Напоил Семенов земляков знатно, половина из них не могла держаться на ногах, ползала по шашлычной на четвереньках – всех напоил и накормил, сам же прыгнул в пролетку, подогнанную Бурдуковским, и понесся на станцию – надо было успеть к маньчжурскому экспрессу.

Вместе с Семеновым и Бурдуковским Читу покинул и Замкин – совдеповец боялся, что его раскроют и тогда ему не поздоровится.

Вышел Семенов из поезда в Даурии – небольшой, неожиданно оказавшейся шумной станции. Здесь была власть казаков и никакими солдатскими комитетами да советами не пахло. Хотя совдеп все-таки имелся, но он влачил жалкое существование.

На следующий день в Даурии появился войсковой старшина барон Унгерн[39]. За ним – хорунжий Мадиевский, подхорунжий Швалов и другие. Семеновцы стали собираться в кулак. Есаул не замедлил выступить перед ним с речью.

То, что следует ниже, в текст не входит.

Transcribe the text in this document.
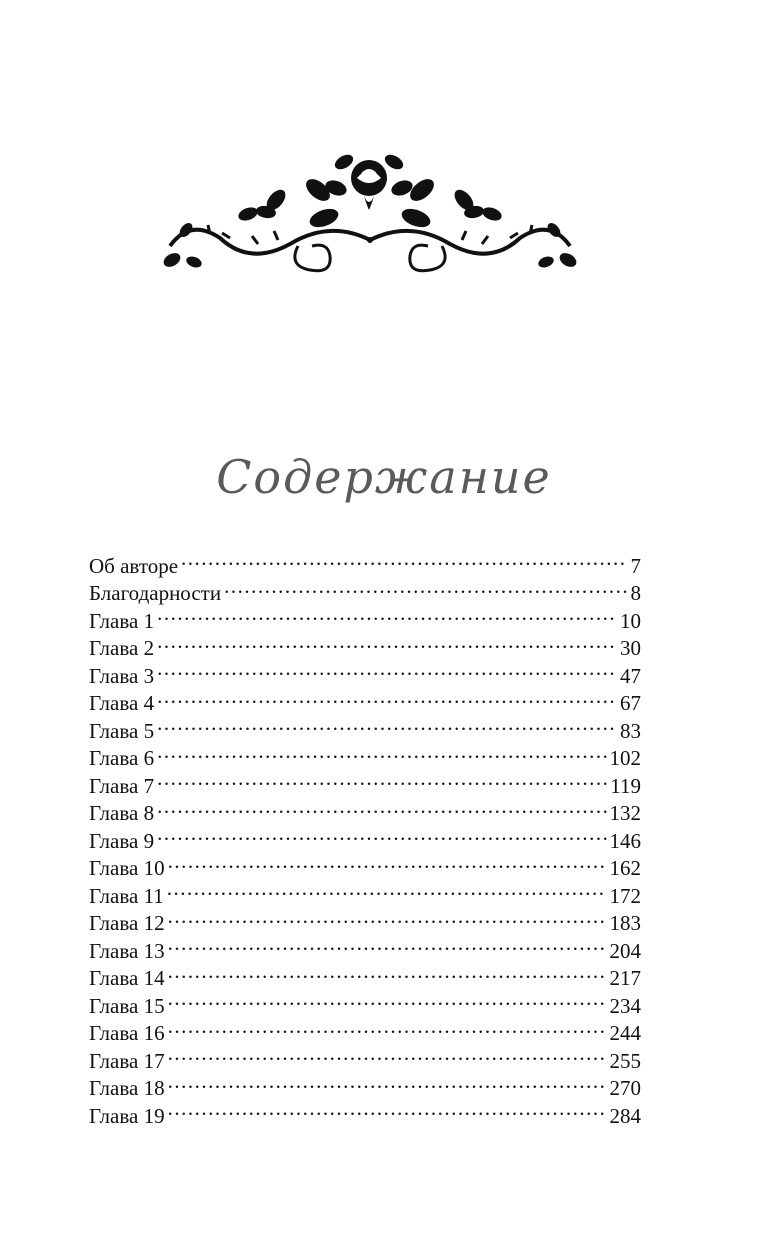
Содержание
Об авторе .....	7
Благодарности .....	8
Глава 1 .....	10
Глава 2 .....	30
Глава 3 .....	47
Глава 4 .....	67
Глава 5 .....	83
Глава 6 .....	102
Глава 7 .....	119
Глава 8 .....	132
Глава 9 .....	146
Глава 10 .....	162
Глава 11 .....	172
Глава 12 .....	183
Глава 13 .....	204
Глава 14 .....	217
Глава 15 .....	234
Глава 16 .....	244
Глава 17 .....	255
Глава 18 .....	270
Глава 19 .....	284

– Все, игры кончились, – сказал он. – Мы вступаем на путь вооруженной борьбы с большевиками. Они нас предали – заключили с немцами договор, которой унижает нас. Брест-Литовским называется… Как комиссар Временного правительства я отказываюсь подчиняться этой власти. У меня все!

Собравшиеся поддержали Семенова, ни один не выступил против. А младший урядник Бурдуковский, покраснев – горячая кровь у него была размешана холодом, – вскочил с места и взметнул над головой кулаки:

– Все на борьбу с большевиками!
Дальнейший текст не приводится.